The ability to prevent these potential side effects is complicated by the fact that POP meshes are extremely difficult to fully remove: the blood vessels and tissues grow around the mesh, requiring it to be removed in stages, one surgery at a time. "Removing prolapse meshing in its entirety is very difficult because of the way the arms are placed," Welk says. "When it’s used for suspension of the whole vaginal vault it can be very hard to remove and requires a transabdominal operation to try to remove it. This isn’t always a successful option for curing chronic pain." Sometimes, other remedies are appropriate to treat patients’ discomfort, such as oral medication or injection of local anaesthetics, as well as alternative or complementary therapies like massage therapy or transdermal electrical stimulation.

SUI slings use a very small piece of mesh and are implanted via the retropubic route or half behind the pubic symphysis. Usually an SUI sling can be removed in its entirety without too much difficulty, if it’s passed through the transabdominal route either side of the pelvis rather than behind the pelvic bone: a method that can require extensive surgery to execute.

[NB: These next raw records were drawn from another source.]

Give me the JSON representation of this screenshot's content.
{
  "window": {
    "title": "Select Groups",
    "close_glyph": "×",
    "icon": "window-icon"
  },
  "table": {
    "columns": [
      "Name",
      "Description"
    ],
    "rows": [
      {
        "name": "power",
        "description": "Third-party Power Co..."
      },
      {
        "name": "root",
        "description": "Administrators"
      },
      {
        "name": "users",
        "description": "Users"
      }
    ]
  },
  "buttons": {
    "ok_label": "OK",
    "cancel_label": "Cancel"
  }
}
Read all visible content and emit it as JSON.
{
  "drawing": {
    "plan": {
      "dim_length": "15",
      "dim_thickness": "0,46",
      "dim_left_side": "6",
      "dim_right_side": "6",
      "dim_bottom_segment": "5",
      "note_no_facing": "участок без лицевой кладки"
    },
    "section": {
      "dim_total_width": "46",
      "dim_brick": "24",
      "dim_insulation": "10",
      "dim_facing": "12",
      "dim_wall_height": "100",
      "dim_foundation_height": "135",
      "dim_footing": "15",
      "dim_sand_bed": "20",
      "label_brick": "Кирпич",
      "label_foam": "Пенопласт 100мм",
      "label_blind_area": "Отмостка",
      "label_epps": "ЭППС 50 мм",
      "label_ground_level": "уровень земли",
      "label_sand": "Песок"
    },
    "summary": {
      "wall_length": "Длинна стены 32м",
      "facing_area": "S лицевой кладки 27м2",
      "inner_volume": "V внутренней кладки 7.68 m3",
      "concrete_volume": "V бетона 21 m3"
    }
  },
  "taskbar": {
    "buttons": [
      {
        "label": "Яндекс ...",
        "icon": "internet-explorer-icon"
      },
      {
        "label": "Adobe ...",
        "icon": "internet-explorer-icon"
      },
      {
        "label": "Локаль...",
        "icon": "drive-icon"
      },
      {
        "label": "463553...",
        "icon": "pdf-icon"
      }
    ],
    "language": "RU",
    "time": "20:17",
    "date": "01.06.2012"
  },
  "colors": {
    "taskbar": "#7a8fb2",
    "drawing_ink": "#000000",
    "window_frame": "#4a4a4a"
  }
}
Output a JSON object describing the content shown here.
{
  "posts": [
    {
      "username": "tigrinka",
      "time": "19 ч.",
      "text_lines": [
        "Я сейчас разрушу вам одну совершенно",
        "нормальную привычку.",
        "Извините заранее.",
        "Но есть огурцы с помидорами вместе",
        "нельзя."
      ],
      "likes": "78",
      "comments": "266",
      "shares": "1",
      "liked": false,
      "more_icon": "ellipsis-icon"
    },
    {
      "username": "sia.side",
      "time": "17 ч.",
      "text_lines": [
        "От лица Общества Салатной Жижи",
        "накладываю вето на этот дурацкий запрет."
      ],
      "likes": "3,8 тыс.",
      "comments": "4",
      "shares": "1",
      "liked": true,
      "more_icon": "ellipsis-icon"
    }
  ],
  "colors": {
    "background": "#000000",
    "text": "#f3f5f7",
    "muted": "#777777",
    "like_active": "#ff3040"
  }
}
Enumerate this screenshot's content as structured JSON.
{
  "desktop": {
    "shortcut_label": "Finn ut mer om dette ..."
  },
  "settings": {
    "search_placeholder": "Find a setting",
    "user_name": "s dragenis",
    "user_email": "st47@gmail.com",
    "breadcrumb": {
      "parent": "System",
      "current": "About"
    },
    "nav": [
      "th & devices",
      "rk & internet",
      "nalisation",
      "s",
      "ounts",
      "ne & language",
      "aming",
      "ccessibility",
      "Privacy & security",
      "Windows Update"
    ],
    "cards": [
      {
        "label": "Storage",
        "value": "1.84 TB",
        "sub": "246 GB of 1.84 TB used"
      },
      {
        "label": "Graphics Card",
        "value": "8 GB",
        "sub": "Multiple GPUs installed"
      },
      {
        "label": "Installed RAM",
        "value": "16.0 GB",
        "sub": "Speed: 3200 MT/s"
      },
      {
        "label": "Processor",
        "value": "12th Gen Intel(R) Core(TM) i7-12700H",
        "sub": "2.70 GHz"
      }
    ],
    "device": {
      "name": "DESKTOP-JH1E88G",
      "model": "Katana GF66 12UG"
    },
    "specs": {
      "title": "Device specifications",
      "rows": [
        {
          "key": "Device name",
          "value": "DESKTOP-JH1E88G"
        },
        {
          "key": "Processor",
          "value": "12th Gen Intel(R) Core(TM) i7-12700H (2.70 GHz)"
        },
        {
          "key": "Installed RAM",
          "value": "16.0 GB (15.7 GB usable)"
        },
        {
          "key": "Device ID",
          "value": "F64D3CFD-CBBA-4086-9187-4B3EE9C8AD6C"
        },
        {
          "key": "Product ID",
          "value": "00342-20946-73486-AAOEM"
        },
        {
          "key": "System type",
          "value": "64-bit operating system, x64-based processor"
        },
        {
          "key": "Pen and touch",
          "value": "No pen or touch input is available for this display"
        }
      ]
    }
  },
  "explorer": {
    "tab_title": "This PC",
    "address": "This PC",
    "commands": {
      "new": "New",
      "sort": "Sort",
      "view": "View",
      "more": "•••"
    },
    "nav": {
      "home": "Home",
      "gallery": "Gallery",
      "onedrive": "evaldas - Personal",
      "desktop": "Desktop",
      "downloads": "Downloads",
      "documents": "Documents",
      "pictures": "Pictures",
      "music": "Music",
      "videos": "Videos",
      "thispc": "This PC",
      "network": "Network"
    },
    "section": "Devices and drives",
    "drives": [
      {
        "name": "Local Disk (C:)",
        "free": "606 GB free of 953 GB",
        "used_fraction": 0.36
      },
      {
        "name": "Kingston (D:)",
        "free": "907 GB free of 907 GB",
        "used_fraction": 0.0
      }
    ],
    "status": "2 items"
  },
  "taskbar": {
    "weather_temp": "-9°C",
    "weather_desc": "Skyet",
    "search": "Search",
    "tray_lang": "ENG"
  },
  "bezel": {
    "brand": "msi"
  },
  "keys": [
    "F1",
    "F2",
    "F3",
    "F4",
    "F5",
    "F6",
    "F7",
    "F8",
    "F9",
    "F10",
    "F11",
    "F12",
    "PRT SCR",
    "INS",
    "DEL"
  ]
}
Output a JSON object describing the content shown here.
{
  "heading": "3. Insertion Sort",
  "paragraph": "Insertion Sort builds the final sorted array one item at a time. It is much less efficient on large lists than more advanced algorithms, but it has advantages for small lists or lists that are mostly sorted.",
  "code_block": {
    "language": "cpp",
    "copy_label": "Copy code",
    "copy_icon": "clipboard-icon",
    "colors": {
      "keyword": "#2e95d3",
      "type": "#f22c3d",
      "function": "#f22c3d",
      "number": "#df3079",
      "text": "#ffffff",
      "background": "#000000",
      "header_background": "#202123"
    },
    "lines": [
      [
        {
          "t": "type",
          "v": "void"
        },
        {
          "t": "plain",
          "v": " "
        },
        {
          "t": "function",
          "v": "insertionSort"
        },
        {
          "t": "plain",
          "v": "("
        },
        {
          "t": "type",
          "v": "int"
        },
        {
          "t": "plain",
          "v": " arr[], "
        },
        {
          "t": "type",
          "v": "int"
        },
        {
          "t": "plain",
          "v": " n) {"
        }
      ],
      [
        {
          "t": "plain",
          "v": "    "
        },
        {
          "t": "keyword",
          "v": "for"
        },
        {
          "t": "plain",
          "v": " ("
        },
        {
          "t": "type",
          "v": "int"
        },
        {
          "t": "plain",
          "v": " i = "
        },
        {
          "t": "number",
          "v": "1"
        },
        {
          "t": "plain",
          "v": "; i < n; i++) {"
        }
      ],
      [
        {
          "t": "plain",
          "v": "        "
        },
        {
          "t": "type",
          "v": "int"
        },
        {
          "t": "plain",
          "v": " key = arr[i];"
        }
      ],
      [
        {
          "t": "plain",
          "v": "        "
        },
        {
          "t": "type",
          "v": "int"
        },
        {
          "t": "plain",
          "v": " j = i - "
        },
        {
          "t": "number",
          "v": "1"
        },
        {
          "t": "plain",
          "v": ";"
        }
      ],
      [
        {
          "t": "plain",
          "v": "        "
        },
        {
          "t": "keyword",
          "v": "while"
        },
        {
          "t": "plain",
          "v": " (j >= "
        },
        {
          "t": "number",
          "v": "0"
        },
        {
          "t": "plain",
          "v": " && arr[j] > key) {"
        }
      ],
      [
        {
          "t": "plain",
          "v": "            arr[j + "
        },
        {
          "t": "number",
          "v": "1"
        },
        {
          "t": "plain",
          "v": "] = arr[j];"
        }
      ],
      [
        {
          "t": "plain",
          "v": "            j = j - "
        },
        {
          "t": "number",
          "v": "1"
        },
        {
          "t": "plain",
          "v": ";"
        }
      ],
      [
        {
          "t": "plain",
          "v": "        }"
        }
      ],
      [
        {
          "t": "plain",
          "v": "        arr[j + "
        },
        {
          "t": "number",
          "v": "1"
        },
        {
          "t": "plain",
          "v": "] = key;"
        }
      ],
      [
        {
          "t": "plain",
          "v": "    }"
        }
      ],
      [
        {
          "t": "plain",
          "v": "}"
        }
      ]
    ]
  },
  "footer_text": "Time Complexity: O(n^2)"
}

Moving forward with meshes

Data in North America shows that the number of mesh-implanting procedures has decreased with time. "Almost 90% of women with SUI are treated with the mesh slings, and the alternative surgical options have largely been replaced by this method," Welk says. "That being said, the proportion of people actually having mid-urethral slings fitted has decreased over time, particularly around 2009 and 2010, when the warnings about their risks were reported."

Welk believes there is a large portion of women with SUI who either seek an opinion and decide to continue with conservative management, or who don’t come forward and never reach medical care. "There are surveys that indicate that anywhere between 20-40% of women may have occasional SUI, and obviously we’re not seeing anywhere near that quantity of women,"he explains. The question raised, then, is how can the healthcare industry combat not only the poor reputation of transvaginal meshes, but also the very real danger they can cause to patients’ health post-procedure?

New approaches to the sling are being made, as some companies have started producing mini slings: much smaller pieces of mesh designed to treat SUI, but with the intention of reducing the risk of chronic pain. Research is currently being carried out on possible orientations of the mesh lattice and the actual material that the mesh is made from, in order to optimise the characteristics of the sling as much as possible.

Welk predicts that there will be a shift in treatment of SUI back to traditional tissue-based repair, where tissues are sutured back together. "In terms of other things that can be done for stress incontinence, there are clinical trials going on using stem cell injections into the urethra," he says. "But this will likely be a pretty costly option for women, and its applicability in the healthcare system will therefore be pretty challenging."

Developing safe and well-tested treatments for SUI and POP is a growing pressure for the medical industry and FDA, if the number of women seeking treatment – and receiving it without damaging consequences – is expected to increase.